Беверли-Хиллз | страница 21



– Но тут нет ничего похожего на музыку, – запротестовал Роберт.

– Это и не музыка. Это Оно.

– Что «Оно»?

– То, что мы не можем услышать.

– Я все могу услышать. И все могу оценить.

– Нет, не все. Это музыка шаманов, общающихся с духами…

Властный голос Киркегард прервал ее пояснение.

– Соедините руки в единую цепь, – обратилась она к публике.

Голос ее хлестал по ушам тех, кто его слышит, как пастуший кнут. Никто не посмел воспротивиться, даже Роберт Хартфорд. Он только благодарил бога, что сидит подальше от этой стервы, в задних рядах, но все равно послушно вложил правую руку во влажную от возбуждения ладонь дочери, а пальцам левой позволил коснуться руки соседа.

Каролин убедилась, что ее приказу подчинились все, и праздновала победу. Она ощутила приятную дрожь. Власть над людьми доставляла ей наслаждение, и постепенно, с годами, другие радости жизни ее уже не прельщали.

Эти люди желали убежать от действительности, где сиюминутно надо принимать решения, в мир, где они могли бы беспечно танцевать под дудку того, кто за них думает и решает. Простой, нет, даже простенький мир, к которому стремится каждое человеческое существо, привыкшее к покою и сытному существованию в утробе матери и зачем-то выброшенное на жестокий свет божий при рождении. Все их проблемы решатся сами собой, растают, улетучатся, если они доверят право распоряжаться собой несокрушимой воле Каролин.

Держаться за руки с соседями – справа и слева – оказалось, как это ни странно, весьма благотворным средством для поднятия настроения – вроде первой понюшки кокаина после многодневного воздержания. От плоти каждого человека исходили токи, они перемешивались с твоими, и общий, крепко заваренный «бульон» был целительным.

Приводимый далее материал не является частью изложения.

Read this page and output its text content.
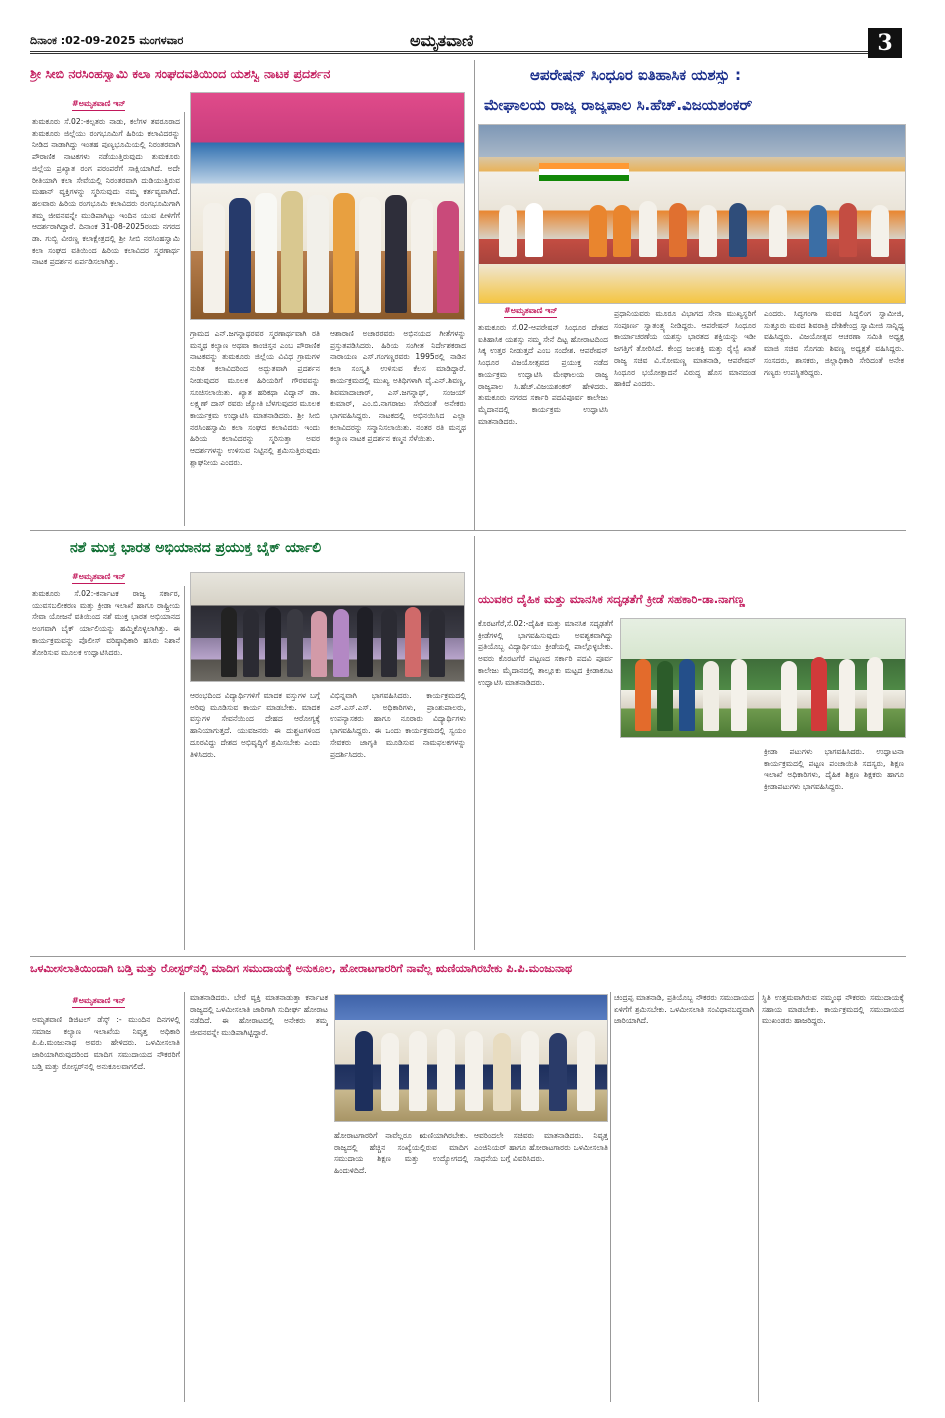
ದಿನಾಂಕ :02-09-2025 ಮಂಗಳವಾರ	ಅಮೃತವಾಣಿ	3
ಶ್ರೀ ಸೀಬಿ ನರಸಿಂಹಸ್ವಾಮಿ ಕಲಾ ಸಂಘದವತಿಯಿಂದ ಯಶಸ್ವಿ ನಾಟಕ ಪ್ರದರ್ಶನ
#ಅಮೃತವಾಣಿ ಇನ್
ತುಮಕೂರು ಸೆ.02:-ಕಲ್ಪತರು ನಾಡು, ಕಲೆಗಳ ತವರೂರಾದ ತುಮಕೂರು ಜಿಲ್ಲೆಯು ರಂಗಭೂಮಿಗೆ ಹಿರಿಯ ಕಲಾವಿದರನ್ನು ನೀಡಿದ ನಾಡಾಗಿದ್ದು ಇಂತಹ ಪುಣ್ಯಭೂಮಿಯಲ್ಲಿ ನಿರಂತರವಾಗಿ ಪೌರಾಣಿಕ ನಾಟಕಗಳು ನಡೆಯುತ್ತಿರುವುದು ತುಮಕೂರು ಜಿಲ್ಲೆಯ ಪ್ರಖ್ಯಾತ ರಂಗ ಪರಂಪರೆಗೆ ಸಾಕ್ಷಿಯಾಗಿದೆ. ಅದೇ ರೀತಿಯಾಗಿ ಕಲಾ ಸೇವೆಯಲ್ಲಿ ನಿರಂತರವಾಗಿ ದುಡಿಯುತ್ತಿರುವ ಮಹಾನ್ ವ್ಯಕ್ತಿಗಳನ್ನು ಸ್ಮರಿಸುವುದು ನಮ್ಮ ಕರ್ತವ್ಯವಾಗಿದೆ. ಹಲವಾರು ಹಿರಿಯ ರಂಗಭೂಮಿ ಕಲಾವಿದರು ರಂಗಭೂಮಿಗಾಗಿ ತಮ್ಮ ಜೀವನವನ್ನೇ ಮುಡಿಪಾಗಿಟ್ಟು ಇಂದಿನ ಯುವ ಪೀಳಿಗೆಗೆ ಆದರ್ಶರಾಗಿದ್ದಾರೆ. ದಿನಾಂಕ 31-08-2025ರಂದು ನಗರದ ಡಾ. ಗುಬ್ಬಿ ವೀರಣ್ಣ ಕಲಾಕ್ಷೇತ್ರದಲ್ಲಿ ಶ್ರೀ ಸೀಬಿ ನರಸಿಂಹಸ್ವಾಮಿ ಕಲಾ ಸಂಘದ ವತಿಯಿಂದ ಹಿರಿಯ ಕಲಾವಿದರ ಸ್ಮರಣಾರ್ಥ ನಾಟಕ ಪ್ರದರ್ಶನ ಏರ್ಪಡಿಸಲಾಗಿತ್ತು.
ಗ್ರಾಮದ ಎನ್.ಜಗನ್ನಾಥರವರ ಸ್ಮರಣಾರ್ಥವಾಗಿ ರತಿ ಮನ್ಮಥ ಕಲ್ಯಾಣ ಅಥವಾ ಕಾಂಚಿಸ್ತನ ಎಂಬ ಪೌರಾಣಿಕ ನಾಟಕವನ್ನು ತುಮಕೂರು ಜಿಲ್ಲೆಯ ವಿವಿಧ ಗ್ರಾಮಗಳ ನುರಿತ ಕಲಾವಿದರಿಂದ ಅದ್ಭುತವಾಗಿ ಪ್ರದರ್ಶನ ನೀಡುವುದರ ಮೂಲಕ ಹಿರಿಯರಿಗೆ ಗೌರವವನ್ನು ಸೂಚಿಸಲಾಯಿತು. ಖ್ಯಾತ ಹರಿಕಥಾ ವಿದ್ವಾನ್ ಡಾ. ಲಕ್ಷ್ಮಣ್ ದಾಸ್ ರವರು ಜ್ಯೋತಿ ಬೆಳಗುವುದರ ಮೂಲಕ ಕಾರ್ಯಕ್ರಮ ಉದ್ಘಾಟಿಸಿ ಮಾತನಾಡಿದರು. ಶ್ರೀ ಸೀಬಿ ನರಸಿಂಹಸ್ವಾಮಿ ಕಲಾ ಸಂಘದ ಕಲಾವಿದರು ಇಂದು ಹಿರಿಯ ಕಲಾವಿದರನ್ನು ಸ್ಮರಿಸುತ್ತಾ ಅವರ ಆದರ್ಶಗಳನ್ನು ಉಳಿಸುವ ನಿಟ್ಟಿನಲ್ಲಿ ಶ್ರಮಿಸುತ್ತಿರುವುದು ಶ್ಲಾಘನೀಯ ಎಂದರು.
ಆಶಾರಾಣಿ ಅಚಾರರವರು ಅಭಿನಯದ ಗೀತೆಗಳನ್ನು ಪ್ರಸ್ತುತಪಡಿಸಿದರು. ಹಿರಿಯ ಸಂಗೀತ ನಿರ್ದೇಶಕರಾದ ನಾರಾಯಣ ಎಸ್.ಗಂಗಣ್ಣರವರು 1995ರಲ್ಲಿ ನಾಡಿನ ಕಲಾ ಸಂಸ್ಕೃತಿ ಉಳಿಸುವ ಕೆಲಸ ಮಾಡಿದ್ದಾರೆ. ಕಾರ್ಯಕ್ರಮದಲ್ಲಿ ಮುಖ್ಯ ಅತಿಥಿಗಳಾಗಿ ವೈ.ಎನ್.ಶಿವಣ್ಣ, ಶಿವಮಾದಾಚಾರ್, ಎಸ್.ಜಗನ್ನಾಥ್, ಸಂಜಯ್ ಕುಮಾರ್, ಎಂ.ಬಿ.ನಾಗರಾಜು ಸೇರಿದಂತೆ ಅನೇಕರು ಭಾಗವಹಿಸಿದ್ದರು. ನಾಟಕದಲ್ಲಿ ಅಭಿನಯಿಸಿದ ಎಲ್ಲಾ ಕಲಾವಿದರನ್ನು ಸನ್ಮಾನಿಸಲಾಯಿತು. ನಂತರ ರತಿ ಮನ್ಮಥ ಕಲ್ಯಾಣ ನಾಟಕ ಪ್ರದರ್ಶನ ಕಣ್ಮನ ಸೆಳೆಯಿತು.
ಆಪರೇಷನ್ ಸಿಂಧೂರ ಐತಿಹಾಸಿಕ ಯಶಸ್ಸು :
ಮೇಘಾಲಯ ರಾಜ್ಯ ರಾಜ್ಯಪಾಲ ಸಿ.ಹೆಚ್.ವಿಜಯಶಂಕರ್
#ಅಮೃತವಾಣಿ ಇನ್
ತುಮಕೂರು ಸೆ.02-ಆಪರೇಷನ್ ಸಿಂಧೂರ ದೇಶದ ಐತಿಹಾಸಿಕ ಯಶಸ್ಸು ನಮ್ಮ ಸೇನೆ ದಿಟ್ಟ ಹೋರಾಟದಿಂದ ಸಿಕ್ಕ ಉತ್ತರ ನೀಡುತ್ತದೆ ಎಂಬ ಸಂದೇಶ. ಆಪರೇಷನ್ ಸಿಂಧೂರ ವಿಜಯೋತ್ಸವದ ಪ್ರಯುಕ್ತ ನಡೆದ ಕಾರ್ಯಕ್ರಮ ಉದ್ಘಾಟಿಸಿ ಮೇಘಾಲಯ ರಾಜ್ಯ ರಾಜ್ಯಪಾಲ ಸಿ.ಹೆಚ್.ವಿಜಯಶಂಕರ್ ಹೇಳಿದರು. ತುಮಕೂರು ನಗರದ ಸರ್ಕಾರಿ ಪದವಿಪೂರ್ವ ಕಾಲೇಜು ಮೈದಾನದಲ್ಲಿ ಕಾರ್ಯಕ್ರಮ ಉದ್ಘಾಟಿಸಿ ಮಾತನಾಡಿದರು.
ಪ್ರಧಾನಿಯವರು ಮೂರೂ ವಿಭಾಗದ ಸೇನಾ ಮುಖ್ಯಸ್ಥರಿಗೆ ಸಂಪೂರ್ಣ ಸ್ವಾತಂತ್ರ್ಯ ನೀಡಿದ್ದರು. ಆಪರೇಷನ್ ಸಿಂಧೂರ ಕಾರ್ಯಾಚರಣೆಯ ಯಶಸ್ಸು ಭಾರತದ ಶಕ್ತಿಯನ್ನು ಇಡೀ ಜಗತ್ತಿಗೆ ತೋರಿಸಿದೆ. ಕೇಂದ್ರ ಜಲಶಕ್ತಿ ಮತ್ತು ರೈಲ್ವೆ ಖಾತೆ ರಾಜ್ಯ ಸಚಿವ ವಿ.ಸೋಮಣ್ಣ ಮಾತನಾಡಿ, ಆಪರೇಷನ್ ಸಿಂಧೂರ ಭಯೋತ್ಪಾದನೆ ವಿರುದ್ಧ ಹೊಸ ಮಾನದಂಡ ಹಾಕಿದೆ ಎಂದರು.
ಎಂದರು. ಸಿದ್ಧಗಂಗಾ ಮಠದ ಸಿದ್ಧಲಿಂಗ ಸ್ವಾಮೀಜಿ, ಸುತ್ತೂರು ಮಠದ ಶಿವರಾತ್ರಿ ದೇಶಿಕೇಂದ್ರ ಸ್ವಾಮೀಜಿ ಸಾನ್ನಿಧ್ಯ ವಹಿಸಿದ್ದರು. ವಿಜಯೋತ್ಸವ ಆಚರಣಾ ಸಮಿತಿ ಅಧ್ಯಕ್ಷ ಮಾಜಿ ಸಚಿವ ಸೊಗಡು ಶಿವಣ್ಣ ಅಧ್ಯಕ್ಷತೆ ವಹಿಸಿದ್ದರು. ಸಂಸದರು, ಶಾಸಕರು, ಜಿಲ್ಲಾಧಿಕಾರಿ ಸೇರಿದಂತೆ ಅನೇಕ ಗಣ್ಯರು ಉಪಸ್ಥಿತರಿದ್ದರು.
ನಶೆ ಮುಕ್ತ ಭಾರತ ಅಭಿಯಾನದ ಪ್ರಯುಕ್ತ ಬೈಕ್ ರ್ಯಾಲಿ
#ಅಮೃತವಾಣಿ ಇನ್
ತುಮಕೂರು ಸೆ.02:-ಕರ್ನಾಟಕ ರಾಜ್ಯ ಸರ್ಕಾರ, ಯುವಸಬಲೀಕರಣ ಮತ್ತು ಕ್ರೀಡಾ ಇಲಾಖೆ ಹಾಗೂ ರಾಷ್ಟ್ರೀಯ ಸೇವಾ ಯೋಜನೆ ವತಿಯಿಂದ ನಶೆ ಮುಕ್ತ ಭಾರತ ಅಭಿಯಾನದ ಅಂಗವಾಗಿ ಬೈಕ್ ರ್ಯಾಲಿಯನ್ನು ಹಮ್ಮಿಕೊಳ್ಳಲಾಗಿತ್ತು. ಈ ಕಾರ್ಯಕ್ರಮವನ್ನು ಪೊಲೀಸ್ ವರಿಷ್ಠಾಧಿಕಾರಿ ಹಸಿರು ನಿಶಾನೆ ತೋರಿಸುವ ಮೂಲಕ ಉದ್ಘಾಟಿಸಿದರು.
ಆರಂಭದಿಂದ ವಿದ್ಯಾರ್ಥಿಗಳಿಗೆ ಮಾದಕ ವಸ್ತುಗಳ ಬಗ್ಗೆ ಅರಿವು ಮೂಡಿಸುವ ಕಾರ್ಯ ಮಾಡಬೇಕು. ಮಾದಕ ವಸ್ತುಗಳ ಸೇವನೆಯಿಂದ ದೇಹದ ಆರೋಗ್ಯಕ್ಕೆ ಹಾನಿಯಾಗುತ್ತದೆ. ಯುವಜನರು ಈ ದುಶ್ಚಟಗಳಿಂದ ದೂರವಿದ್ದು ದೇಶದ ಅಭಿವೃದ್ಧಿಗೆ ಶ್ರಮಿಸಬೇಕು ಎಂದು ತಿಳಿಸಿದರು.
ವಿಭಿನ್ನವಾಗಿ ಭಾಗವಹಿಸಿದರು. ಕಾರ್ಯಕ್ರಮದಲ್ಲಿ ಎನ್.ಎಸ್.ಎಸ್. ಅಧಿಕಾರಿಗಳು, ಪ್ರಾಂಶುಪಾಲರು, ಉಪನ್ಯಾಸಕರು ಹಾಗೂ ನೂರಾರು ವಿದ್ಯಾರ್ಥಿಗಳು ಭಾಗವಹಿಸಿದ್ದರು. ಈ ಒಂದು ಕಾರ್ಯಕ್ರಮದಲ್ಲಿ ಸ್ವಯಂ ಸೇವಕರು ಜಾಗೃತಿ ಮೂಡಿಸುವ ನಾಮಫಲಕಗಳನ್ನು ಪ್ರದರ್ಶಿಸಿದರು.
ಯುವಕರ ದೈಹಿಕ ಮತ್ತು ಮಾನಸಿಕ ಸದೃಢತೆಗೆ ಕ್ರೀಡೆ ಸಹಕಾರಿ-ಡಾ.ನಾಗಣ್ಣ
ಕೊರಟಗೆರೆ,ಸೆ.02:-ದೈಹಿಕ ಮತ್ತು ಮಾನಸಿಕ ಸದೃಢತೆಗೆ ಕ್ರೀಡೆಗಳಲ್ಲಿ ಭಾಗವಹಿಸುವುದು ಅವಶ್ಯಕವಾಗಿದ್ದು ಪ್ರತಿಯೊಬ್ಬ ವಿದ್ಯಾರ್ಥಿಯು ಕ್ರೀಡೆಯಲ್ಲಿ ಪಾಲ್ಗೊಳ್ಳಬೇಕು. ಅವರು ಕೊರಟಗೆರೆ ಪಟ್ಟಣದ ಸರ್ಕಾರಿ ಪದವಿ ಪೂರ್ವ ಕಾಲೇಜು ಮೈದಾನದಲ್ಲಿ ತಾಲ್ಲೂಕು ಮಟ್ಟದ ಕ್ರೀಡಾಕೂಟ ಉದ್ಘಾಟಿಸಿ ಮಾತನಾಡಿದರು.
ಕ್ರೀಡಾ ಪಟುಗಳು ಭಾಗವಹಿಸಿದರು. ಉದ್ಘಾಟನಾ ಕಾರ್ಯಕ್ರಮದಲ್ಲಿ ಪಟ್ಟಣ ಪಂಚಾಯಿತಿ ಸದಸ್ಯರು, ಶಿಕ್ಷಣ ಇಲಾಖೆ ಅಧಿಕಾರಿಗಳು, ದೈಹಿಕ ಶಿಕ್ಷಣ ಶಿಕ್ಷಕರು ಹಾಗೂ ಕ್ರೀಡಾಪಟುಗಳು ಭಾಗವಹಿಸಿದ್ದರು.
ಒಳಮೀಸಲಾತಿಯಿಂದಾಗಿ ಬಡ್ತಿ ಮತ್ತು ರೋಸ್ಟರ್‌ನಲ್ಲಿ ಮಾದಿಗ ಸಮುದಾಯಕ್ಕೆ ಅನುಕೂಲ, ಹೋರಾಟಗಾರರಿಗೆ ನಾವೆಲ್ಲ ಋಣಿಯಾಗಿರಬೇಕು ಪಿ.ಪಿ.ಮಂಜುನಾಥ
#ಅಮೃತವಾಣಿ ಇನ್
ಅಮೃತವಾಣಿ ಡಿಜಿಟಲ್ ಡೆಸ್ಕ್ :- ಮುಂದಿನ ದಿನಗಳಲ್ಲಿ ಸಮಾಜ ಕಲ್ಯಾಣ ಇಲಾಖೆಯ ನಿವೃತ್ತ ಅಧಿಕಾರಿ ಪಿ.ಪಿ.ಮಂಜುನಾಥ ಅವರು ಹೇಳಿದರು. ಒಳಮೀಸಲಾತಿ ಜಾರಿಯಾಗಿರುವುದರಿಂದ ಮಾದಿಗ ಸಮುದಾಯದ ನೌಕರರಿಗೆ ಬಡ್ತಿ ಮತ್ತು ರೋಸ್ಟರ್‌ನಲ್ಲಿ ಅನುಕೂಲವಾಗಲಿದೆ.
ಮಾತನಾಡಿದರು. ಬೇರೆ ವ್ಯಕ್ತಿ ಮಾತನಾಡುತ್ತಾ ಕರ್ನಾಟಕ ರಾಜ್ಯದಲ್ಲಿ ಒಳಮೀಸಲಾತಿ ಜಾರಿಗಾಗಿ ಸುದೀರ್ಘ ಹೋರಾಟ ನಡೆದಿದೆ. ಈ ಹೋರಾಟದಲ್ಲಿ ಅನೇಕರು ತಮ್ಮ ಜೀವನವನ್ನೇ ಮುಡಿಪಾಗಿಟ್ಟಿದ್ದಾರೆ.
ಹೋರಾಟಗಾರರಿಗೆ ನಾವೆಲ್ಲರೂ ಋಣಿಯಾಗಿರಬೇಕು. ರಾಜ್ಯದಲ್ಲಿ ಹೆಚ್ಚಿನ ಸಂಖ್ಯೆಯಲ್ಲಿರುವ ಮಾದಿಗ ಸಮುದಾಯ ಶಿಕ್ಷಣ ಮತ್ತು ಉದ್ಯೋಗದಲ್ಲಿ ಹಿಂದುಳಿದಿದೆ.
ಆವರಿಂದಲೇ ಸಚಿವರು ಮಾತನಾಡಿದರು. ನಿವೃತ್ತ ಎಂಜಿನಿಯರ್ ಹಾಗೂ ಹೋರಾಟಗಾರರು ಒಳಮೀಸಲಾತಿ ಸಾಧನೆಯ ಬಗ್ಗೆ ವಿವರಿಸಿದರು.
ಚಂದ್ರಪ್ಪ ಮಾತನಾಡಿ, ಪ್ರತಿಯೊಬ್ಬ ನೌಕರರು ಸಮುದಾಯದ ಏಳಿಗೆಗೆ ಶ್ರಮಿಸಬೇಕು. ಒಳಮೀಸಲಾತಿ ಸಂವಿಧಾನಬದ್ಧವಾಗಿ ಜಾರಿಯಾಗಿದೆ.
ಸ್ಥಿತಿ ಉತ್ತಮವಾಗಿರುವ ನಮ್ಮಂಥ ನೌಕರರು ಸಮುದಾಯಕ್ಕೆ ಸಹಾಯ ಮಾಡಬೇಕು. ಕಾರ್ಯಕ್ರಮದಲ್ಲಿ ಸಮುದಾಯದ ಮುಖಂಡರು ಹಾಜರಿದ್ದರು.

Каролина распрямилась, и ее величественный рост буквально подавил публику. Зрителям первых рядов пришлось задирать головы, чтобы видеть ее лицо.

– Кто я? – прошелестел голос над головами. – Я та, кто я есть?

– Ты та, кто ты есть! – на едином дыхании откликнулась аудитория, превратившаяся из нормальных людей в собрание кретинов.

– И буду такой, какая я есть!

– Ты будешь такой, какая ты есть!

– Что за словесный понос? – возмутился Роберт. – Абракадабра.

Он, щадя дочь, воздержался от более крепких выражений, но, хотя он говорил достаточно громко, Кристина его не слышала. Она улыбалась чему-то непонятному, что творилось в ее душе. Возникали в воображении какие-то неясные образы и тут же исчезали, уступая место другим.